Well, I'm not very experienced and there are lots of people here more qualified than me on this topic, but here are my two cents.
I built four LMSU in sealed. They are mega stellar down low, but in the midbass they just don't cut it if you're after massive chest pounding action. They will pound you, no doubt, but not to the same level some pro midbass drivers will.
Expanded on the quad LMSU with four sealed midbass modules with JBL 2226. They will pound you red, purple and blue. The tactile feel of the punch is around 75 Hz for me personally (depends on your anatomy), but the sound of the punch is higher. If you have the punch without the audible part of it, it won't be perceived as snappy. The sound of the punch is far higher than the actual physical midbass punch. I've tried slowly lowpassing until the audible part of the punch disappear, and found that a lot of the info is upwards to 400 Hz, and even above that, especially with kickdrums.
First priority is to make sure you don't have a large suckout within the 60-200 hz region. That's a very important region for most of the punch. 40 Hz is approx where you get pounded in the stomach, btw.

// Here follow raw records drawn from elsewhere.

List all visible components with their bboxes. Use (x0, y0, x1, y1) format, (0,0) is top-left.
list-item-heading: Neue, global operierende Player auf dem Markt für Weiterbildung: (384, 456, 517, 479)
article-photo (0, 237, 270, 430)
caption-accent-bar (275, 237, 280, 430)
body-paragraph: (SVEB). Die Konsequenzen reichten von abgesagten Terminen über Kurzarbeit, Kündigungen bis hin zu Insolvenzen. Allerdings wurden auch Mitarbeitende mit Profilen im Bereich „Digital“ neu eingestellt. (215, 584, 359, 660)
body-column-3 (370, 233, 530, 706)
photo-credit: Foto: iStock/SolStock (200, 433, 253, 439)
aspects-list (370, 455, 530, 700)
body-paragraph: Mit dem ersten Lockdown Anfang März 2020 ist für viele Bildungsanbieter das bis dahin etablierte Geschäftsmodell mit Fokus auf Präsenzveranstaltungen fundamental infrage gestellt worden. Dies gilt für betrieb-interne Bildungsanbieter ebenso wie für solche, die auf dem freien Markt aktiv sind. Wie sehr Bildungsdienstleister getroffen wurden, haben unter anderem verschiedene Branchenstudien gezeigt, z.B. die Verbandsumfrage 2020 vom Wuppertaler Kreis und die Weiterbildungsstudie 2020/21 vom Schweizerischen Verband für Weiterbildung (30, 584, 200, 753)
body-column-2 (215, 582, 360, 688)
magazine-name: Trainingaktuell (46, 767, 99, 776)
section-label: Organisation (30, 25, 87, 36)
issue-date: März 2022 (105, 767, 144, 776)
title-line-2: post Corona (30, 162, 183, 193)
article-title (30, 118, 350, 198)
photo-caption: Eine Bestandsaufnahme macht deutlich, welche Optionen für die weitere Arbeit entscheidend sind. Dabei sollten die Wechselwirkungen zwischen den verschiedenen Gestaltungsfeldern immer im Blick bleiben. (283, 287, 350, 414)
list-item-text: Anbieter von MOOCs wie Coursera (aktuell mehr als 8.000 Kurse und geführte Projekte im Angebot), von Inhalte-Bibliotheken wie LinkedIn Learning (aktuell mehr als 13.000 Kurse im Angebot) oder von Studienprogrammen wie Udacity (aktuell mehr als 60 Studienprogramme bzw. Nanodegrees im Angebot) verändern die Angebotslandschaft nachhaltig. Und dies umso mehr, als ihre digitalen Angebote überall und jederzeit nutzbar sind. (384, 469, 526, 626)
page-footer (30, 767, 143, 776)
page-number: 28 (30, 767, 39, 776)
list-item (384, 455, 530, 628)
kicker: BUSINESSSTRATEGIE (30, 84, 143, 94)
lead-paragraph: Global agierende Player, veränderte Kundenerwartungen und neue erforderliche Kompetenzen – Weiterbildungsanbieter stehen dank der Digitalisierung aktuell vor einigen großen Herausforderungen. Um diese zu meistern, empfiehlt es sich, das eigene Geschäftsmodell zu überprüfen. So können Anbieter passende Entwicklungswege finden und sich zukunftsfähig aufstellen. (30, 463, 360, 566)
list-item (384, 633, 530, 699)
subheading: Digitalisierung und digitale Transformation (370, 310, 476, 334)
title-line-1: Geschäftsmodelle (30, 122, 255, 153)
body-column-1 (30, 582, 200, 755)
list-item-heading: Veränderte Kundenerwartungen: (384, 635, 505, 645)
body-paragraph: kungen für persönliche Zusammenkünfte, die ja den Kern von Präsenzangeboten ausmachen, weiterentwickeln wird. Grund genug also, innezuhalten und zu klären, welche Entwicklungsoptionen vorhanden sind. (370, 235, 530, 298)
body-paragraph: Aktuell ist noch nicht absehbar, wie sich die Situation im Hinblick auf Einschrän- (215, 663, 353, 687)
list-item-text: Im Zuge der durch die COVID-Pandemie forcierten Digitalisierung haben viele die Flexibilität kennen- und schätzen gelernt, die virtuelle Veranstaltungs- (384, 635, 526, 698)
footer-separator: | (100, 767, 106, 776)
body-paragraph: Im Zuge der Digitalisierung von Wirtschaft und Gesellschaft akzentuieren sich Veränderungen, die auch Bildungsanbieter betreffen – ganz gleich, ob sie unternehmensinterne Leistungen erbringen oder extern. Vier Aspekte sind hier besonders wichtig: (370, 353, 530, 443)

Another thing I've found is that if I run the sub bass hotter (40 Hz down) all things equal, the lesser the midbass impact will be. I've thought a lot about why adding gain to the sub bass will affect lessen the midbass punch and tactile feel and come to a hypothesis I'm not able to prove or disprove due to lack of knowledge. The hypothesis is that as the sub bass becomes relatively louder the sound of the punch is less perceptible, and secondly, that the sub bass moves the air particles such that the transfer of the tactile mid bass can't penetrate through.
So if your frequency response doesn't have large suckouts in the midbass region it's a game of balance between three things. Sub bass, midbass and the audible range of the punch which lies far higher.
Again, these are just my experiences this far and don't know if they're worth the storage space it occupies on AVS' servers.